Each summer we’re asked about lawns being marred by numerous sandy hills. Sometimes they’re thought to be anthills, though most people connect them to what seem to be large bees or hornets buzzing around nearby. If this sounds familiar, there’s a good chance that you’re being visited by cicada killer wasps.
At 2/3 inch to 2 inches long, cicada killers are larger than most other wasps and hornets, and scare homeowners for that reason. They’re sometimes called sand hornets, though they aren’t hornets. They hunt cicadas and give them to their young for food. Adults, however, feed on flower nectar and plant sap.

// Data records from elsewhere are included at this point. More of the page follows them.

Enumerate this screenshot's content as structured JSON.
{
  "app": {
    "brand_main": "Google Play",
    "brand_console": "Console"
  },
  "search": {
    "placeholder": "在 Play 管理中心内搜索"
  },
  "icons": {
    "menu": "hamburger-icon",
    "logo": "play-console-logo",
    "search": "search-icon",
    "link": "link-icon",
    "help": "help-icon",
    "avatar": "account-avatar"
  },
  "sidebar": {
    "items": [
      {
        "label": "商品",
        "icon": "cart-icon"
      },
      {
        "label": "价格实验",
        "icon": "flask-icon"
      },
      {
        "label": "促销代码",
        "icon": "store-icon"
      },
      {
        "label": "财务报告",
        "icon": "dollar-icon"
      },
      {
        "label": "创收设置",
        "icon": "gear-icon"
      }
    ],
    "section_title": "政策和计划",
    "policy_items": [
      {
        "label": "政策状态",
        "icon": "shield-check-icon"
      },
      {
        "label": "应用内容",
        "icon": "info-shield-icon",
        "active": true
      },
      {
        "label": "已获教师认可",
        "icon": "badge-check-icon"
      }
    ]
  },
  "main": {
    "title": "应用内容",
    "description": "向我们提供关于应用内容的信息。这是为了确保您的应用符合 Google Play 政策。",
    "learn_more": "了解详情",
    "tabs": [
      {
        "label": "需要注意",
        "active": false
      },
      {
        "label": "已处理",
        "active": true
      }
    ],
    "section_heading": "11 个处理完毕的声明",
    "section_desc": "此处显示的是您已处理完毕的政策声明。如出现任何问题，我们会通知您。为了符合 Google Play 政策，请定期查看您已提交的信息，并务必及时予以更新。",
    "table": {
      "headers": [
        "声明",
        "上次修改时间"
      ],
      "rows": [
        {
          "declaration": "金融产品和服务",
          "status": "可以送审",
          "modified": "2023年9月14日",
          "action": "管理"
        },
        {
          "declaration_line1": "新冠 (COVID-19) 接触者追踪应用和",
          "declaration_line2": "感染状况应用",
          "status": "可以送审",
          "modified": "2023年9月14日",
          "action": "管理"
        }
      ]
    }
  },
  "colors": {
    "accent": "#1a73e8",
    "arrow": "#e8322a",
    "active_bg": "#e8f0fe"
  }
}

Cicada killers burrow in sandy soil with sparse vegetation; Delmarva’s sandy soil and hot summers are perfect for them. Unlike yellowjackets or paper wasps, which are social insects, cicada killers are solitary wasps. Individuals dig their own burrows and rarely share, so that a lawn with thin grass might suddenly become home to a hundred hills of sand, each with wasp-sized hole at its peak. Homeowners worry about walking through the inhabited area, and, of course, are annoyed by the temporary damage to the lawn.
Only female cicada killers can sting, but rarely do. Males are extremely territorial, and frighten people at times, but pose no danger. Females usually use their stingers to paralyze cicadas, but will sting a human if stepped on or grabbed.